Smith Land & Improvement Corp. v. Celotex Corp.
ELR Citation: ELR 21026 No(s). s. 87-5740, -5741 (3d Cir. Jun 30, 1988)
The court rules that caveat emptor is not a defense to liability for contribution under the Comprehensive Environmental Response, Compensation, and Liability Act (CERCLA) and that the doctrine of corporate successor liability is appropriate in CERCLA contribution claims.
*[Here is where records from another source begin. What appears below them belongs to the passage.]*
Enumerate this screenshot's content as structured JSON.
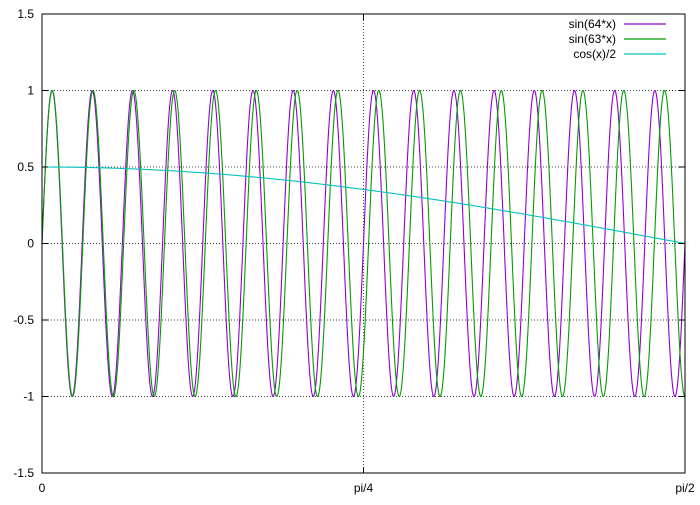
{
  "chart_data": {
    "type": "line",
    "title": "",
    "xlabel": "",
    "ylabel": "",
    "xlim": [
      0,
      1.5707963267948966
    ],
    "ylim": [
      -1.5,
      1.5
    ],
    "x_ticks": [
      {
        "value": 0,
        "label": "0"
      },
      {
        "value": 0.7853981633974483,
        "label": "pi/4"
      },
      {
        "value": 1.5707963267948966,
        "label": "pi/2"
      }
    ],
    "y_ticks": [
      {
        "value": -1.5,
        "label": "-1.5"
      },
      {
        "value": -1,
        "label": "-1"
      },
      {
        "value": -0.5,
        "label": "-0.5"
      },
      {
        "value": 0,
        "label": "0"
      },
      {
        "value": 0.5,
        "label": "0.5"
      },
      {
        "value": 1,
        "label": "1"
      },
      {
        "value": 1.5,
        "label": "1.5"
      }
    ],
    "grid": {
      "x_values": [
        0.7853981633974483
      ],
      "y_values": [
        -1,
        -0.5,
        0,
        0.5,
        1
      ],
      "style": "dotted"
    },
    "legend": {
      "position": "top-right"
    },
    "series": [
      {
        "name": "sin(64*x)",
        "expression": "sin(64*x)",
        "color": "#9400d3"
      },
      {
        "name": "sin(63*x)",
        "expression": "sin(63*x)",
        "color": "#009e00"
      },
      {
        "name": "cos(x)/2",
        "expression": "cos(x)/2",
        "color": "#00c0c0"
      }
    ]
  }
}
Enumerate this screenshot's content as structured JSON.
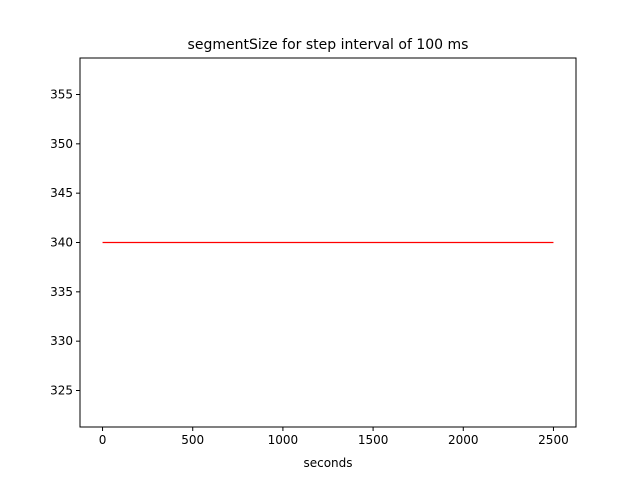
{
  "chart_data": {
    "type": "line",
    "title": "segmentSize for step interval of 100 ms",
    "xlabel": "seconds",
    "ylabel": "",
    "xlim": [
      -125,
      2625
    ],
    "ylim": [
      321.3,
      358.7
    ],
    "xticks": [
      0,
      500,
      1000,
      1500,
      2000,
      2500
    ],
    "yticks": [
      325,
      330,
      335,
      340,
      345,
      350,
      355
    ],
    "grid": false,
    "series": [
      {
        "color": "#ff0000",
        "x": [
          0,
          2500
        ],
        "y": [
          340,
          340
        ]
      }
    ]
  }
}
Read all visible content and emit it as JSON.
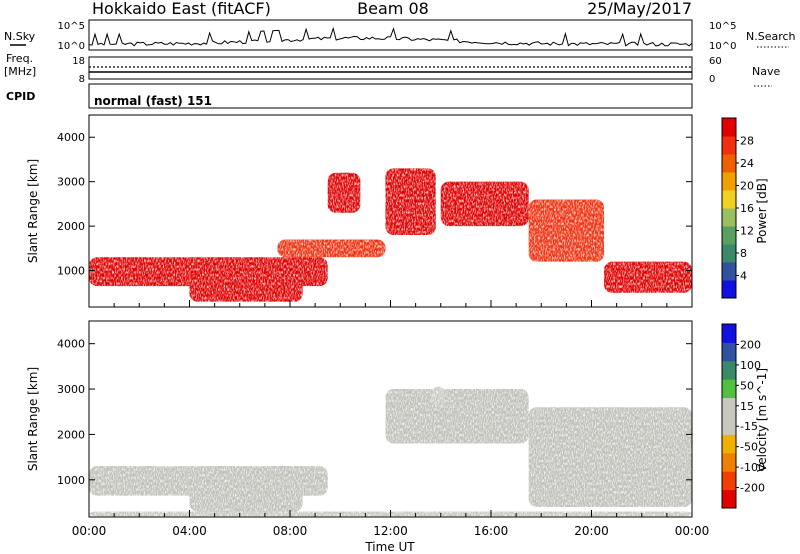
{
  "header": {
    "station": "Hokkaido East (fitACF)",
    "beam": "Beam 08",
    "date": "25/May/2017"
  },
  "top_panels": {
    "nsky_label": "N.Sky",
    "nsky_ticks": [
      "10^5",
      "10^0"
    ],
    "nsearch_label": "N.Search",
    "freq_label_1": "Freq.",
    "freq_label_2": "[MHz]",
    "freq_ticks": [
      "18",
      "8"
    ],
    "nave_ticks": [
      "60",
      "0"
    ],
    "nave_label": "Nave",
    "cpid_label": "CPID",
    "cpid_value": "normal (fast) 151"
  },
  "colors": {
    "power_scale": [
      "#1010e0",
      "#3050a0",
      "#3a8a6a",
      "#58a060",
      "#98c060",
      "#f0d020",
      "#f0a000",
      "#f06000",
      "#f03010",
      "#e00000"
    ],
    "velocity_scale": [
      "#e00000",
      "#f04000",
      "#f08000",
      "#f0b000",
      "#c8c8c0",
      "#c8c8c0",
      "#50c040",
      "#3a8a6a",
      "#3050a0",
      "#1010e0"
    ],
    "ground_scatter": "#c0c0b8"
  },
  "chart_data": [
    {
      "type": "heatmap",
      "title": "",
      "xlabel": "",
      "ylabel": "Slant Range [km]",
      "y_ticks": [
        "1000",
        "2000",
        "3000",
        "4000"
      ],
      "ylim": [
        180,
        4500
      ],
      "xlim": [
        "00:00",
        "24:00"
      ],
      "colorbar": {
        "label": "Power [dB]",
        "ticks": [
          "4",
          "8",
          "12",
          "16",
          "20",
          "24",
          "28"
        ],
        "range": [
          0,
          30
        ]
      },
      "echo_regions_hours_km": [
        {
          "x": [
            0,
            9.5
          ],
          "y": [
            650,
            1300
          ],
          "value": 27
        },
        {
          "x": [
            4,
            8.5
          ],
          "y": [
            300,
            900
          ],
          "value": 28
        },
        {
          "x": [
            7.5,
            11.8
          ],
          "y": [
            1300,
            1700
          ],
          "value": 26
        },
        {
          "x": [
            9.5,
            10.8
          ],
          "y": [
            2300,
            3200
          ],
          "value": 27
        },
        {
          "x": [
            11.8,
            13.8
          ],
          "y": [
            1800,
            3300
          ],
          "value": 28
        },
        {
          "x": [
            14,
            17.5
          ],
          "y": [
            2000,
            3000
          ],
          "value": 28
        },
        {
          "x": [
            17.5,
            20.5
          ],
          "y": [
            1200,
            2600
          ],
          "value": 26
        },
        {
          "x": [
            20.5,
            24
          ],
          "y": [
            500,
            1200
          ],
          "value": 27
        }
      ]
    },
    {
      "type": "heatmap",
      "title": "",
      "xlabel": "Time UT",
      "ylabel": "Slant Range [km]",
      "x_ticks": [
        "00:00",
        "04:00",
        "08:00",
        "12:00",
        "16:00",
        "20:00",
        "00:00"
      ],
      "y_ticks": [
        "1000",
        "2000",
        "3000",
        "4000"
      ],
      "ylim": [
        180,
        4500
      ],
      "xlim": [
        "00:00",
        "24:00"
      ],
      "colorbar": {
        "label": "Velocity [m s^-1]",
        "ticks": [
          "-200",
          "-100",
          "-50",
          "-15",
          "15",
          "50",
          "100",
          "200"
        ],
        "range": [
          -250,
          250
        ]
      },
      "echo_regions_hours_km": [
        {
          "x": [
            0,
            9.5
          ],
          "y": [
            650,
            1300
          ],
          "value": 0
        },
        {
          "x": [
            4,
            8.5
          ],
          "y": [
            300,
            900
          ],
          "value": 0
        },
        {
          "x": [
            11.8,
            17.5
          ],
          "y": [
            1800,
            3000
          ],
          "value": 0
        },
        {
          "x": [
            13.6,
            14.2
          ],
          "y": [
            2600,
            3050
          ],
          "value": 40
        },
        {
          "x": [
            17.5,
            18.5
          ],
          "y": [
            500,
            700
          ],
          "value": -30
        },
        {
          "x": [
            17.5,
            24
          ],
          "y": [
            400,
            2600
          ],
          "value": 0
        },
        {
          "x": [
            0,
            24
          ],
          "y": [
            200,
            300
          ],
          "value": 40
        }
      ]
    }
  ]
}
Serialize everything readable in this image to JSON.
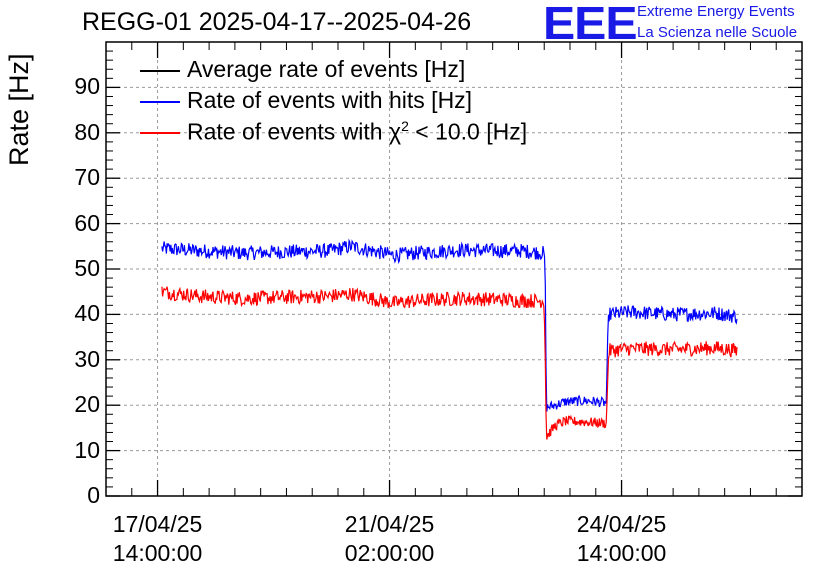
{
  "title": "REGG-01 2025-04-17--2025-04-26",
  "logo": {
    "mark": "EEE",
    "line1": "Extreme Energy Events",
    "line2": "La Scienza nelle Scuole",
    "color": "#1a1ae6"
  },
  "chart_data": {
    "type": "line",
    "title": "REGG-01 2025-04-17--2025-04-26",
    "ylabel": "Rate [Hz]",
    "xlabel": "",
    "ylim": [
      0,
      100
    ],
    "yticks": [
      0,
      10,
      20,
      30,
      40,
      50,
      60,
      70,
      80,
      90
    ],
    "x_units": "hours since 17/04/25 14:00:00",
    "xlim": [
      -24,
      300
    ],
    "xticks": [
      {
        "x": 0,
        "label_date": "17/04/25",
        "label_time": "14:00:00"
      },
      {
        "x": 108,
        "label_date": "21/04/25",
        "label_time": "02:00:00"
      },
      {
        "x": 216,
        "label_date": "24/04/25",
        "label_time": "14:00:00"
      }
    ],
    "grid": true,
    "legend_position": "top-left",
    "legend": [
      {
        "label_main": "Average rate of events [Hz]",
        "label_sup": "",
        "label_tail": "",
        "color": "#000000"
      },
      {
        "label_main": "Rate of events with hits [Hz]",
        "label_sup": "",
        "label_tail": "",
        "color": "#0000ff"
      },
      {
        "label_main": "Rate of events with χ",
        "label_sup": "2",
        "label_tail": " < 10.0 [Hz]",
        "color": "#ff0000"
      }
    ],
    "series": [
      {
        "name": "Rate of events with hits [Hz]",
        "color": "#0000ff",
        "x": [
          2,
          20,
          40,
          60,
          80,
          90,
          100,
          110,
          120,
          140,
          160,
          170,
          180,
          180.5,
          181,
          185,
          190,
          200,
          209,
          209.5,
          210,
          220,
          240,
          260,
          270
        ],
        "y": [
          54.5,
          54,
          53.5,
          53.8,
          54,
          55,
          54,
          53,
          53.5,
          54.2,
          54,
          54,
          53.5,
          47,
          19.5,
          20,
          20.8,
          21,
          20.5,
          33,
          40,
          40.5,
          40,
          40.3,
          39.5
        ]
      },
      {
        "name": "Rate of events with χ2 < 10.0 [Hz]",
        "color": "#ff0000",
        "x": [
          2,
          20,
          40,
          60,
          80,
          90,
          100,
          110,
          120,
          140,
          160,
          170,
          180,
          180.5,
          181,
          185,
          190,
          200,
          209,
          209.5,
          210,
          220,
          240,
          260,
          270
        ],
        "y": [
          45,
          44,
          43.5,
          43.8,
          44,
          44.5,
          43.5,
          42.5,
          43,
          43.5,
          43.3,
          43,
          43,
          30,
          13,
          15.5,
          16.5,
          16.3,
          16,
          25,
          32,
          32.5,
          32.3,
          32.6,
          32
        ]
      },
      {
        "name": "Average rate of events [Hz]",
        "color": "#000000",
        "x": [],
        "y": []
      }
    ]
  }
}
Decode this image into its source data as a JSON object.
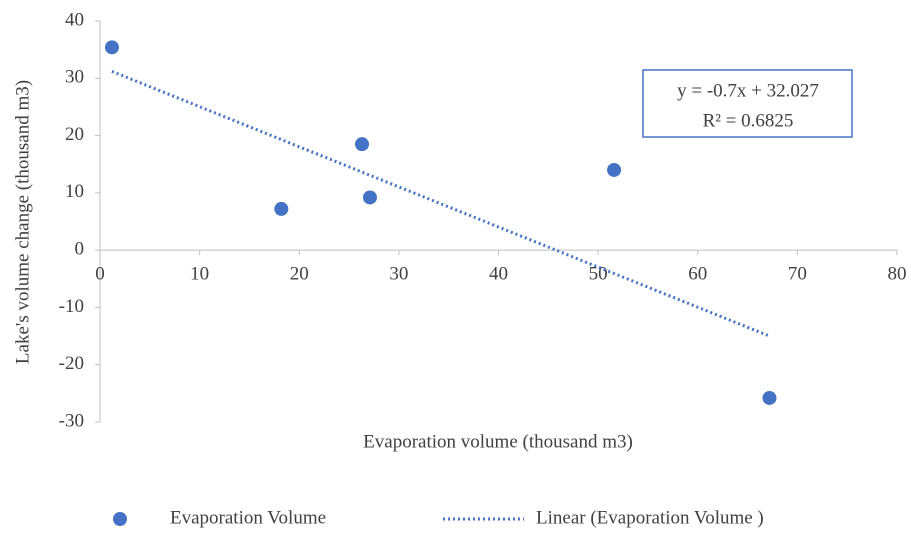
{
  "chart_data": {
    "type": "scatter",
    "x_label": "Evaporation volume (thousand m3)",
    "y_label": "Lake's volume change (thousand m3)",
    "series": [
      {
        "name": "Evaporation Volume",
        "color": "#4472c4",
        "x": [
          1.2,
          18.2,
          26.3,
          27.1,
          51.6,
          67.2
        ],
        "values": [
          35.4,
          7.2,
          18.5,
          9.2,
          14.0,
          -25.8
        ]
      }
    ],
    "trendline": {
      "name": "Linear (Evaporation Volume )",
      "color": "#4472c4",
      "x": [
        1.2,
        67.2
      ],
      "values": [
        31.2,
        -15.0
      ]
    },
    "annotations": [
      "y = -0.7x + 32.027",
      "R² = 0.6825"
    ],
    "xlim": [
      0,
      80
    ],
    "xticks": [
      0,
      10,
      20,
      30,
      40,
      50,
      60,
      70,
      80
    ],
    "ylim": [
      -30,
      40
    ],
    "yticks": [
      -30,
      -20,
      -10,
      0,
      10,
      20,
      30,
      40
    ],
    "grid": false,
    "legend": "bottom"
  }
}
The purchaser of a tract of industrial land that cleaned up an asbestos-laden waste pile seeks indemnification under CERCLA from the corporate successors of a company that sold the land to plaintiff's predecessor in 1963. The court first holds that caveat emptor is not a defense to liability for contribution under CERCLA, but may be considered in calculating the award. The court's decision in Philadelphia Electric Co. v. Hercules, 15 ELR 20554, applying the caveat emptor defense in a case involving a cleanup under the Pennsylvania Clean Streams Law, does not apply to CERCLA claims. CERCLA provides that contribution claims shall be governed by federal law. The doctrine of caveat emptor is not consistent with CERCLA's policies of encouraging cleanup by any responsible party and of allocating response costs equitably among responsible parties. The court rules that CERCLA imposes successor liability on corporations that have merged or consolidated with a corporation that is a responsible party under CERCLA. The general doctrine of successor liability used by most states should apply, not the laws of the few states that unduly restrict successor liability.
[The district court decision is published at 18 ELR 20769. The complaint is digested at ELR PEND. LIT. 65900. Briefs from the Third Circuit are digested at ELR PEND. LIT. 65990.]
Counsel are listed at 18 ELR 20769.
Before Weis[*], Greenberg, and Aldisert, JJ.